February 18, 2016 1:40 pm


.A man walks past election posters for opposition leader Kizza Besigye with a sign that says "The Ugandaz Obama", in Kampala/AFP
.A man walks past election posters for opposition leader Kizza Besigye with a sign that says “The Ugandaz Obama”, in Kampala/AFP
KAMPALA, Uganda, Feb 18 – Uganda’s veteran leader Yoweri Museveni was expected to extend his power into a fourth decade as people voted Thursday in presidential and parliamentary polls amid long delays.

Voting was due to begin at 07am (0400 GMT) but the process was stalled for up to four hours in numerous polling stations where ballot boxes and papers did not arrive on time.

The long delays occurred especially in the capital Kampala, where the opposition usually gains many votes.

Election commission spokesman Jotham Taremwa said, “there was a bit of a delay at some polling stations because of logistical problems.”

At one Kampala polling centre, hundreds of frustrated voters shouted and gesticulated at election officials. “They are denying us our constitutional right,” said Elias Bukenya, a 27-year old teacher who suspected foul play.

Social media, including Facebook and Twitter, were largely inaccessible on voting day although Internet-savvy Ugandans dodged the apparent shutdown using virtual private networks.

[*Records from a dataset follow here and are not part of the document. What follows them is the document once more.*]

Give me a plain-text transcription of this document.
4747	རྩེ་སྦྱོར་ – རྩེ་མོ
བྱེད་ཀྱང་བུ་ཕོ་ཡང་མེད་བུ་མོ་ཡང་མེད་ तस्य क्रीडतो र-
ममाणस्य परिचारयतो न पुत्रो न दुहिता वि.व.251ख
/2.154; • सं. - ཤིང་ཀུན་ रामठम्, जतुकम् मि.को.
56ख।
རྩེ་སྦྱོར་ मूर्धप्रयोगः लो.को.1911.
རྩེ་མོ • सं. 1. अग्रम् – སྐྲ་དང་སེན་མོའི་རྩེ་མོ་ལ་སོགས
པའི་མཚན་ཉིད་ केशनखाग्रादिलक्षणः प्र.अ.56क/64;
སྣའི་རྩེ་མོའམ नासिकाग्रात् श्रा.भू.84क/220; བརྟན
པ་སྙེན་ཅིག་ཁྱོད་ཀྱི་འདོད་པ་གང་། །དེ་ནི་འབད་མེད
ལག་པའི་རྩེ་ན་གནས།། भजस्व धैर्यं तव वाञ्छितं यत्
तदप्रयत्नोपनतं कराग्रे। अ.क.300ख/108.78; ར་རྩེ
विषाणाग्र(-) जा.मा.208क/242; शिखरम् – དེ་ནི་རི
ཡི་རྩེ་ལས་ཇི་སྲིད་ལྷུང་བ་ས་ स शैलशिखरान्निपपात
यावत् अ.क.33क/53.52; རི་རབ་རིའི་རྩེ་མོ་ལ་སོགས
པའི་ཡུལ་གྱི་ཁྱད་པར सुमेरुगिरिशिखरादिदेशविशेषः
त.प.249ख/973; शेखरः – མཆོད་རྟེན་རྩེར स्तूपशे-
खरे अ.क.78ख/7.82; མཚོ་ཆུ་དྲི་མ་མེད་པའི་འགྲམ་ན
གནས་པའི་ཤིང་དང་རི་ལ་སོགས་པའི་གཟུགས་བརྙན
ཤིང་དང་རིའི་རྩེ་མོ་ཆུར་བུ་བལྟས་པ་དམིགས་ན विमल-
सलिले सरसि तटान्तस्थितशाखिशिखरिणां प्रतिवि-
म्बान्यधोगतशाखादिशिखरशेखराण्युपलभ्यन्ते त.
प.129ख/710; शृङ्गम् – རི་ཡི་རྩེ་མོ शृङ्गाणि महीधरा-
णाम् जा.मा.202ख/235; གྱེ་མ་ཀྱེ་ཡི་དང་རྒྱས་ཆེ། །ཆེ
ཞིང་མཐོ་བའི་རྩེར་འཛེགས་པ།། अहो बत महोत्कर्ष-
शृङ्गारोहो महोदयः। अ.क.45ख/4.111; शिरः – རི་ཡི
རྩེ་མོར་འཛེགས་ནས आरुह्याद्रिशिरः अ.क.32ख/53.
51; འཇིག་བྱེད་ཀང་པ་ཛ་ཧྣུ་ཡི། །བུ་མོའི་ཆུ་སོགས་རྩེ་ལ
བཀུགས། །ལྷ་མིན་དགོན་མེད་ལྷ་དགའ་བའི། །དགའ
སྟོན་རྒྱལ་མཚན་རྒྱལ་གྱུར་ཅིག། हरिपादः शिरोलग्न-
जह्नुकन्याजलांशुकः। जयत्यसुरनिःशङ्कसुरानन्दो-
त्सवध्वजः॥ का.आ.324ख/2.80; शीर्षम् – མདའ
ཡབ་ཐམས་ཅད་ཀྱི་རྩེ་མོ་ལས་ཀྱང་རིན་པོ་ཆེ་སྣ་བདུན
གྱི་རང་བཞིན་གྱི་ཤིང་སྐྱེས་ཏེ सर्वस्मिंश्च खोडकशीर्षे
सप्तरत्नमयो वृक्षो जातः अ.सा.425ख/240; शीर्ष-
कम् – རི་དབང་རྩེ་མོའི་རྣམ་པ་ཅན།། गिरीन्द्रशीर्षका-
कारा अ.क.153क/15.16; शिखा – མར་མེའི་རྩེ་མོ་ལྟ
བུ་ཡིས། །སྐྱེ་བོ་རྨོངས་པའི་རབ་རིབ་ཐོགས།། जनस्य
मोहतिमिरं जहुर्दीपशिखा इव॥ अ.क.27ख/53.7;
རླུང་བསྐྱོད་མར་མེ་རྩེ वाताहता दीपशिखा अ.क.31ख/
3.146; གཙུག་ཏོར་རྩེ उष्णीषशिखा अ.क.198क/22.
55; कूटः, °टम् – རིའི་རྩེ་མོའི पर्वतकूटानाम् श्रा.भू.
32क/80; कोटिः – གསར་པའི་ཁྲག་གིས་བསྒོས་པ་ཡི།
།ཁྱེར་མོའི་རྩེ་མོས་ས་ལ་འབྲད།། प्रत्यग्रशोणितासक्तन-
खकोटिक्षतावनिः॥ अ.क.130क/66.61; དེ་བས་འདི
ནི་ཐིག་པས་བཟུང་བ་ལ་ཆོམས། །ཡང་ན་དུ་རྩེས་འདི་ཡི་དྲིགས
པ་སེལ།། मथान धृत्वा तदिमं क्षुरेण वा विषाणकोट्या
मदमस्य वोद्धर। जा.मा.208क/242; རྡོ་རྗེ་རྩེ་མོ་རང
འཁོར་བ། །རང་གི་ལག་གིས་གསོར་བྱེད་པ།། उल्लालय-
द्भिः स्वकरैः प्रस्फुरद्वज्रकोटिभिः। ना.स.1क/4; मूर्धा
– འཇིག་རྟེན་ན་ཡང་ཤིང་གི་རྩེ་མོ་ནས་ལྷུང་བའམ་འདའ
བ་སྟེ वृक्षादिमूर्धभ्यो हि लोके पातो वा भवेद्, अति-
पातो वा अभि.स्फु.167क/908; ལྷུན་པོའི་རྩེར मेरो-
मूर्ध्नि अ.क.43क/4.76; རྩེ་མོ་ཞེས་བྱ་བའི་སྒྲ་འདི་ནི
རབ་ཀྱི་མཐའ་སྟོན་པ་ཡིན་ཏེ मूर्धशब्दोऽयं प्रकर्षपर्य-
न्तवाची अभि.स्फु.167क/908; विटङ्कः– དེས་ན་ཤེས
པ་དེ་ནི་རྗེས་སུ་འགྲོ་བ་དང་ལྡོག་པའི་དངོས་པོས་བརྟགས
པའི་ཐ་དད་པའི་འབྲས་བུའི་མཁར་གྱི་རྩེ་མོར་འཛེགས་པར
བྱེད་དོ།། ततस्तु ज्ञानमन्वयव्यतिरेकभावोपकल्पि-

Government regulator, the Uganda Communications Commission, said the attempted shutdown was for “security reasons” without giving details.
READ: Ugandan presidential polls open with delays

Museveni is widely predicted to win a fifth term, with the 71-year-old former rebel fighter who seized power in 1986 entering his fourth decade in power.

The strongest among seven challengers is Kizza Besigye, 59, who is making his fourth run at the presidency and ended his campaign claiming the election would be neither free nor fair.

At polling stations where voting got underway more or less on time, experienced voters turned up anticipating a long wait in the hot sun.

At Nakulabye in the capital Fred Musoke, 34, said, “I came ready – I packed tea and pancakes to wait until I vote.”